Случай, когда Бирону понадобилась преданность Бестужева, не замедлил. 5 октября 1740 года императрице за обедом сделалось очень дурно. Ездовой поскакал к обер-гофмаршалу Левенвольду: его светлость герцог просит во дворец. Левенвольд отправился немедленно и нашел Бирона в сильном волнении. «Императрице трудно: что делать?» «Я не знаю, – отвечал растерявшийся Левенвольд, – надобно позвать министров». За министрами послали, но первый кабинет-министр оракул Остерман болен, да если бы и здоров был, то, по всем вероятностям, не приехал бы, притворившись больным. «Ступайте к Остерману», – сказал Бирон Левенвольду. Тот поехал и возвратился с неприятным для герцога ответом: оракул объявил, что прежде всего надобно думать о наследстве престола, и если быть наследником малолетнему принцу Иоанну, то матери его, Анне Леопольдовне, надобно быть правительницею, и при ней быть совету, в котором может присутствовать и герцог. «Какой тут совет! – сказал в сердцах Бирон. – Сколько голов, столько разных мыслей будет». В это время доложили, что приехали Черкасский и Бестужев. Бирон вышел к ним и начал говорить: «Императрица в превеликом страхе от болезни, я предлагал ей объявить наследницею племянницу свою принцессу Анну, но она на мое представление не согласилась; говорит, что не только наследницею и правительницею принцессу Анну не объявит и слышать о том не хочет, а изволит наследником определить внука своего, которому при крещении его оное обещать изволила. О том. кому правительство поручить, надобно подумать». Но как двоим кабинет-министрам думать без Остермана, который назывался первым кабинет-министром? Черкасский и Бестужев поехали к Остерману в одной карете и дорогою начали рассуждать о том, кому быть регентом. «Больше некому быть, кроме герцога курляндского, потому что он в русских делах искусен», – сказал Черкасский. Бестужев, разумеется, не противоречил. Но с Остерманом этот вопрос было не так легко решить. У Остермана было порешено насчет манифеста о наследовании престола Иоанну Антоновичу, но когда дошло дело до регентства, то оракул прекратил рассуждения, сказавши: «Это дело не другое, торопиться не надобно, надобно подумать».

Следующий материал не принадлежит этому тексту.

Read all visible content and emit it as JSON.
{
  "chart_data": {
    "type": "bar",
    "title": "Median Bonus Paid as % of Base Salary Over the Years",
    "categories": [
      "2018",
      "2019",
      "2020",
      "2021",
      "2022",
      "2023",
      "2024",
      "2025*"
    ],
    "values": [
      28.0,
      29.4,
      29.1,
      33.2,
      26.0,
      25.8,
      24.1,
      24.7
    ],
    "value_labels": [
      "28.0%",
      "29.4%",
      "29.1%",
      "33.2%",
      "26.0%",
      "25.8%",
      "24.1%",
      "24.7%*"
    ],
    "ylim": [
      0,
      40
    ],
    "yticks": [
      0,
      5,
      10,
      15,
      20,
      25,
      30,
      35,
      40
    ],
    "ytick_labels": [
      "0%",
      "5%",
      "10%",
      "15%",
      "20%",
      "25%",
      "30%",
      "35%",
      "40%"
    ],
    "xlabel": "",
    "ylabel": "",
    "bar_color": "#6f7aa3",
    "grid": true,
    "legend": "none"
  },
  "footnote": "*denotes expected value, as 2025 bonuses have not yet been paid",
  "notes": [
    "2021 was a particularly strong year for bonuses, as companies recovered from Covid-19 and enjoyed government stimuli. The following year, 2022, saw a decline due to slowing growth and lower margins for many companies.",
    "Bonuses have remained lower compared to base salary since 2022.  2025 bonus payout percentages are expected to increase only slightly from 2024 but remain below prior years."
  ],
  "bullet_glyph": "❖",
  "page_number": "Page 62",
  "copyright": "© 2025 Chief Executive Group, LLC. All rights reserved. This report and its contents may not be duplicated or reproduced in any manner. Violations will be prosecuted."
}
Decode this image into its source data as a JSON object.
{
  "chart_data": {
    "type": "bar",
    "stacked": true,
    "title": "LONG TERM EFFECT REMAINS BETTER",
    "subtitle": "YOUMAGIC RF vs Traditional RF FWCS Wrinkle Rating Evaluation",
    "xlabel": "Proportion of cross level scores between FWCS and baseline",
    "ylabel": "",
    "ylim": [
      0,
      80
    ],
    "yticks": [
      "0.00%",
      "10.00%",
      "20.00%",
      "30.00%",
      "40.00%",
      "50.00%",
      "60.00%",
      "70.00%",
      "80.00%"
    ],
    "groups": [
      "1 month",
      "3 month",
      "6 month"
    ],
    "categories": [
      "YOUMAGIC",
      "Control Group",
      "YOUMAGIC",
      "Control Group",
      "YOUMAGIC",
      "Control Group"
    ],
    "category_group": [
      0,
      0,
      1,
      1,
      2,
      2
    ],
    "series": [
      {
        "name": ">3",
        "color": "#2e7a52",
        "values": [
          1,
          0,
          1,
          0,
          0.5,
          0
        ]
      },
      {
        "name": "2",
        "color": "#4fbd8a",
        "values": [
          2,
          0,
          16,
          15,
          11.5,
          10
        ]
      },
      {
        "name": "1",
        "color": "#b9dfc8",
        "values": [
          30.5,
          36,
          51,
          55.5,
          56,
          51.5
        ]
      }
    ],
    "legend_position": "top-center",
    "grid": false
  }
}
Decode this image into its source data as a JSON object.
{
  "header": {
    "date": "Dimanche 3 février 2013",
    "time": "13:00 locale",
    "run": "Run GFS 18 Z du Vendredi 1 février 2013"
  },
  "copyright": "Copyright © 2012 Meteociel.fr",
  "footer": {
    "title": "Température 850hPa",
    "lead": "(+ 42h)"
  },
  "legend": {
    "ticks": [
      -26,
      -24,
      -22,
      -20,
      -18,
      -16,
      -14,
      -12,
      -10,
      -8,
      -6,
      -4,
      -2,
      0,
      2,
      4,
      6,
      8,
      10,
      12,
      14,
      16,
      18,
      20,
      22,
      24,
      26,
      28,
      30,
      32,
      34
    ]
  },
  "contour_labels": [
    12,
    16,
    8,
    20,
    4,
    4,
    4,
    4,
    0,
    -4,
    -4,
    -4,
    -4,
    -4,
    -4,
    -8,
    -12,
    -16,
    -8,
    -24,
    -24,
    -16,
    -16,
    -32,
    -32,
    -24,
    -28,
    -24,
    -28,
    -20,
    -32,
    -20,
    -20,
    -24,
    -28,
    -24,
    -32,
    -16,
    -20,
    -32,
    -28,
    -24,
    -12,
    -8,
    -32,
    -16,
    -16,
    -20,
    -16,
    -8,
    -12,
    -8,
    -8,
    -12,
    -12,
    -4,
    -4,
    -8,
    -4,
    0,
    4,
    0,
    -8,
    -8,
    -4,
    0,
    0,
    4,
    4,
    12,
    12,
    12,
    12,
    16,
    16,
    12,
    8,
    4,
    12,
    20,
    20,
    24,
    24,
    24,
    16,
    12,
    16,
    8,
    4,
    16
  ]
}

Остерман по своему обыкновению не хотел явно вдаваться в опасный вопрос; пусть решат его другие, а он уже сумеет приладиться к обстоятельствам. Возвратившись к Бирону, Черкасский и Бестужев нашли у него Левенвольда и Миниха. Начался опять разговор о регентстве. Миних отошел в сторону, чтоб не быть принужденным высказаться преждевременно, но Бирон подозвал его: «Слышите, граф, что говорят господа министры о правительстве?» «Нет, не слыхал», – отвечал Миних. «Они говорят, – продолжал Бирон, – что не хотят сделать так, как в Польше, чтоб многие персоны в совете сидели». Тут Бестужев решился произнести роковые слова: «Кроме вашей светлости, некому быть регентом». И вдруг ему стало страшно, и начал он, как обыкновенно делается в подобных случаях, заминать сказанное, возражать самому себе или для того, чтоб заставить забыть свои слова, или вызвать других к их подтверждению, набрать соучастников. «Разумеется, – начал Бестужев по-немецки, – в других государствах странно покажется, что обошли отца и мать императора». «Правда, не без ненависти будет в других государствах, ежели обойти отца и мать», – проговорил Бирон, находившийся в одинаковом положении с Бестужевым. В это время Черкасский начал шептать на ухо Левенвольду. «Что вы шепчете, говорите громко!» – сказал ему тот, и Черкасский начал вслух представлять о необходимости избрания Бирона в регенты. Тут Миних уже не мог отстать от других. Дело пошло. Чтоб поднять Бирона, начали унижать его соперников, представлять, какая беда была бы для России, если бы принцесса Анна Леопольдовна была назначена правительницею. «Отец ее, герцог мекленбургский, поссорит Россию с императорским римским двором, – говорил Миних, – а о характере его известно, что за человек. Если сюда приедет, то всем головы перерубит. А муж принцессы принц Антон был со мною в двух кампаниях: только я еще не знаю, рыба он или мясо».